Now Jacob established a shrine, and this is reaffirmed by David and especially Jeroboam. There are places that seem more sacred than others to us. There are places like this sanctuary, where we sanctify time and space, that our souls may rise up to God, where the accumulation of worship, weddings, funerals, baptisms, transformations, knowledge and actions over 110 years make a spiritual imprint. And we can feel the weight of the souls united with us, going up and coming down in a common journey.

We want to honor our inheritance, to acknowledge the time and place God touched our soul and spoke to us. When God lets us know despite all that came before and all that we have yet to go through, God is and will be with us.

As so in this time of Grace, as we discover God is with us, even when we don’t know it, perhaps we can relax the tension on our defense. Maybe we can look forward to ways to mend those relations that have been messed up. Maybe, if God is in this place and we did not know it, God is in other places, with other people too.

Back to Robert Plant for a moment. He is saying to the woman who wants and expects to buy a stairway to heaven that such a stairway is not bought nor owned. And we better change such arrogant attitudes, because soon enough the piper is calling you to join him. “Dear lady, can you hear the wind blow, and did you know your stairway lies on the whispering wind.”

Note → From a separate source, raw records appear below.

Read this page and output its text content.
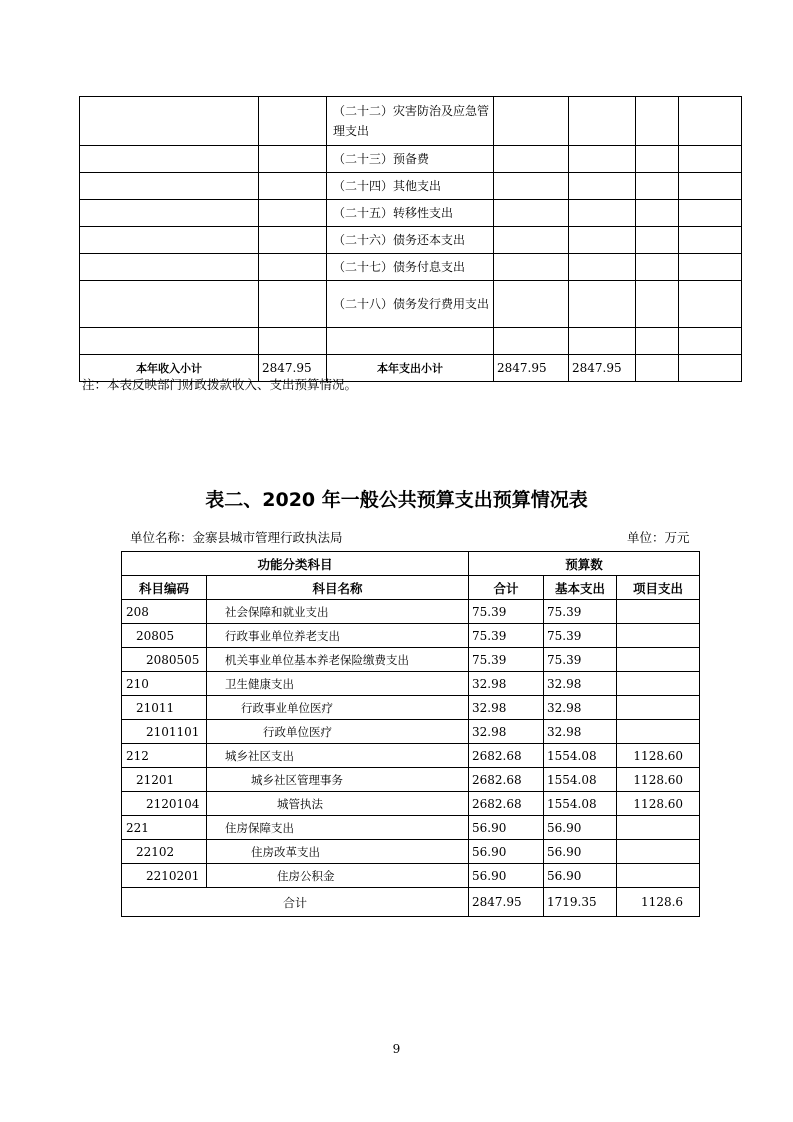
		（二十二）灾害防治及应急管理支出				
		（二十三）预备费				
		（二十四）其他支出				
		（二十五）转移性支出				
		（二十六）债务还本支出				
		（二十七）债务付息支出				
		（二十八）债务发行费用支出				

本年收入小计	2847.95	本年支出小计	2847.95	2847.95		
注：本表反映部门财政拨款收入、支出预算情况。
表二、2020 年一般公共预算支出预算情况表
单位名称：金寨县城市管理行政执法局	单位：万元
功能分类科目		预算数		
科目编码	科目名称	合计	基本支出	项目支出
208	社会保障和就业支出	75.39	75.39	
20805	行政事业单位养老支出	75.39	75.39	
2080505	机关事业单位基本养老保险缴费支出	75.39	75.39	
210	卫生健康支出	32.98	32.98	
21011	行政事业单位医疗	32.98	32.98	
2101101	行政单位医疗	32.98	32.98	
212	城乡社区支出	2682.68	1554.08	1128.60
21201	城乡社区管理事务	2682.68	1554.08	1128.60
2120104	城管执法	2682.68	1554.08	1128.60
221	住房保障支出	56.90	56.90	
22102	住房改革支出	56.90	56.90	
2210201	住房公积金	56.90	56.90	
合计		2847.95	1719.35	1128.6
9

So Jacob is out there in the whispering wind, without his inheritance that he stole, without his family or land, no doubt in a humbled and frightened state, and as it turns out a rock is his conduit to God. Maybe this idea of setting up a rock and anointing it can be symbolic for what God calls our faith to be. Despite all that has gone on, and all that will go on, let us set our faith like a rock, and trust that even or especially where it seems there is nothing but rocks, there we will find angels “shining white light and wants to show, how everything turns to gold, and if you listen very hard, the tune will come to you at last, when all are one and one is all, to be rock and not to roll.”

15Know that I am with you and will keep you wherever you go, and will bring you back to this land; for I will not leave you until I have done what I have promised you.”

16Then Jacob woke from his sleep and said, “Surely the Lord is in this place—and I did not know it!” 17And he was afraid, and said, “How awesome is this place! This is none other than the house of God, and this is the gate of heaven.”